Here's an evolving electronic collection of short prose pieces, with a poem contributed occasionally. Brevity guides. Although sometimes a piece will run to 900 words, most pieces are much shorter. Here one may find erotica, flash fiction, brief observations, and modest improvisations. Another rule is that each piece must have something to do with"red"; at least the word has to appear in each piece functionally. . . . All pieces are numbered and titled, so there's a de facto table of contents running down the rail below, under "Labels" (scroll down a bit). Browse for titles that look interesting, if you like. Thank you for stopping by. Look for some red today, tonight.
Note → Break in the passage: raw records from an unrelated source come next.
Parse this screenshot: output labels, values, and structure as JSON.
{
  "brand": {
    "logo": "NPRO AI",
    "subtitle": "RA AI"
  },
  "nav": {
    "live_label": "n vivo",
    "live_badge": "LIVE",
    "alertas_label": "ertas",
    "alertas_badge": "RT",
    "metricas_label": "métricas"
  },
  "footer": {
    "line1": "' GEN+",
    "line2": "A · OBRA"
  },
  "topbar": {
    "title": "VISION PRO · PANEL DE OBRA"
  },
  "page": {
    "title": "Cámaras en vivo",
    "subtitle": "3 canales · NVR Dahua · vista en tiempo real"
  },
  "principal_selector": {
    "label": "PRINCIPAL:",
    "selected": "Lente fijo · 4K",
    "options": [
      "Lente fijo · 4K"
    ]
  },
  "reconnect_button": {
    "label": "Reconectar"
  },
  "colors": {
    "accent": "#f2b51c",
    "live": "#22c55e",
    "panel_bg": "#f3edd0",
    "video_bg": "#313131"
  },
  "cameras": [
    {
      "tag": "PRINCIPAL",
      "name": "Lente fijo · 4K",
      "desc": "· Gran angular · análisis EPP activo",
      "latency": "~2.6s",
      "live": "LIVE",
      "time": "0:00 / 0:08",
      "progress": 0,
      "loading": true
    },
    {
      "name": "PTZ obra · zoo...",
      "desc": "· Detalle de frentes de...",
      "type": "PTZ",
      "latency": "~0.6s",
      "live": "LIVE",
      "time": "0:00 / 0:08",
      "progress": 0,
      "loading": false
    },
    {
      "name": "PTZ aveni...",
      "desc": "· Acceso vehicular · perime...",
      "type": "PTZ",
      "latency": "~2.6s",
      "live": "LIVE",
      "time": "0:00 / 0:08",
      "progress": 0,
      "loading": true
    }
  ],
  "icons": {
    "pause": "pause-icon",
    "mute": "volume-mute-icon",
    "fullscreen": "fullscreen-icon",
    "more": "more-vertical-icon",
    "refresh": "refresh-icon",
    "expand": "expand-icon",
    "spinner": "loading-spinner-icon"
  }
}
"Flaming June," by Frederick Lord Leighton

"Flaming June," by Frederick Lord Leighton

Sunday, August 23, 2009

78. Sedan In the Manzanita

In the brush just below the Buttes Road, someone abandoned an old Ford sedan. Yes, a steel car sat in manzanita.

Who? Why? We didn't ask those questions. We rode by. No one ever towed the car. The thing became a fact. Brush has overwhelmed and hidden it. Fabric and tires disappear fast. Soon, we guess, it all gets down to the chassis.

Oxidation works away. Its shifts run round the clock. Red iron seeks red clay.

Was it by accident or design the car came to rest, to disintegrate, there? Design and accident both, maybe, not either/or. Also, after enough seasons of sun and snow, accident becomes design, you know, and design begins to seem improvised if not haphazard. When, who, what, why, and how leach into the where at which a steel frame comes to rest.

You can't see it from the road now, even if you could find the road and the place below. No, you'd have to know already it was there, and you'd look at the brush, and you might think, yes, yes I think that's the place, all right. All right.